Chapter 3 GPU-accelerated machine learning using Keras
We will use the keras
package for machine learning. The keras
package allows us
to model the data using neural networks (NN); in this case, we will use a straightforward
Multilayer Perceptron (MLP) with an Rectified Linear Unit (ReLU) activation function on
all hidden nodes and a logistic activation function on the output node, thus giving a final
estimate between 0 and 1 of the probability that a given observation corresponds to the “signal”

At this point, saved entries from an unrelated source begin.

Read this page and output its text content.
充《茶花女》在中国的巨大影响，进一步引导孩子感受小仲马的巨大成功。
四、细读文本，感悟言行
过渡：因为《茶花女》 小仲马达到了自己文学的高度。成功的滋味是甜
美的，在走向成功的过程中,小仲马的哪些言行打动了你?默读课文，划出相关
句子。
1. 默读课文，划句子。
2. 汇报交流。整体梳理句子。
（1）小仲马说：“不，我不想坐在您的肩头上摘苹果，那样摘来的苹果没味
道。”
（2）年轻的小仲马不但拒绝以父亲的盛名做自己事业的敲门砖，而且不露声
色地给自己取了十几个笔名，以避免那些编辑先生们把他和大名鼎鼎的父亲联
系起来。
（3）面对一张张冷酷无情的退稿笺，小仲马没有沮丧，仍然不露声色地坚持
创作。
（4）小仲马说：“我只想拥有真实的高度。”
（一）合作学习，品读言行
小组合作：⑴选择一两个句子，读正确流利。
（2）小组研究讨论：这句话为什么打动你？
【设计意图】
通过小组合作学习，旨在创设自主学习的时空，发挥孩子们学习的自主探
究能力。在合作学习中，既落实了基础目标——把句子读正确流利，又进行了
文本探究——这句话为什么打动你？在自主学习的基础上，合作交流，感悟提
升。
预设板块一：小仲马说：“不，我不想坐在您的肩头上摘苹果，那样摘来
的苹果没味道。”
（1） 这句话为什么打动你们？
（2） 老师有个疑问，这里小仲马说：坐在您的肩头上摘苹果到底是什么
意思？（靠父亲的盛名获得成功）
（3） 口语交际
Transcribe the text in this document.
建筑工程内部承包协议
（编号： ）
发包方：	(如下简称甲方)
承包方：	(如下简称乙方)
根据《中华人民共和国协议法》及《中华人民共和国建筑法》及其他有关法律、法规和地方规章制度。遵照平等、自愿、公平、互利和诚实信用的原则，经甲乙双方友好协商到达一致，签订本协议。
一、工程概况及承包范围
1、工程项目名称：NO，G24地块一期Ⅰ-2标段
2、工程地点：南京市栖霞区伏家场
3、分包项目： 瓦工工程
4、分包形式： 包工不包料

process. The ReLu activation function, \(\mathrm{relu}(x) = \max(0,x)\), is chosen for its
simplicity and computational efficiency.
Note that in theory, an NN with sufficient breadth can approximate any function, even with just a single hidden layer (Asadi and Jiang 2020). However, we want a model that can learn the general characteristics of the signal and background processes from which our data is obtained. Therefore, to avoid overfitting, we withhold 20% of the training data in each epoch for validation. Additionally, 50% dropout is applied to each hidden layer, meaning that only half of the hidden nodes are used in each training batch. This has also been shown to reduce overfitting effectively (Srivastava et al. 2014).
3.1 Tuning the learning rate
The following code plots the binary cross-entropy (a loss metric for binary classification networks) after each training epoch for three different learning rates, using the Adam (Kingma and Ba 2014) optimizer. We will train networks with 3 hidden layers of 256 nodes each.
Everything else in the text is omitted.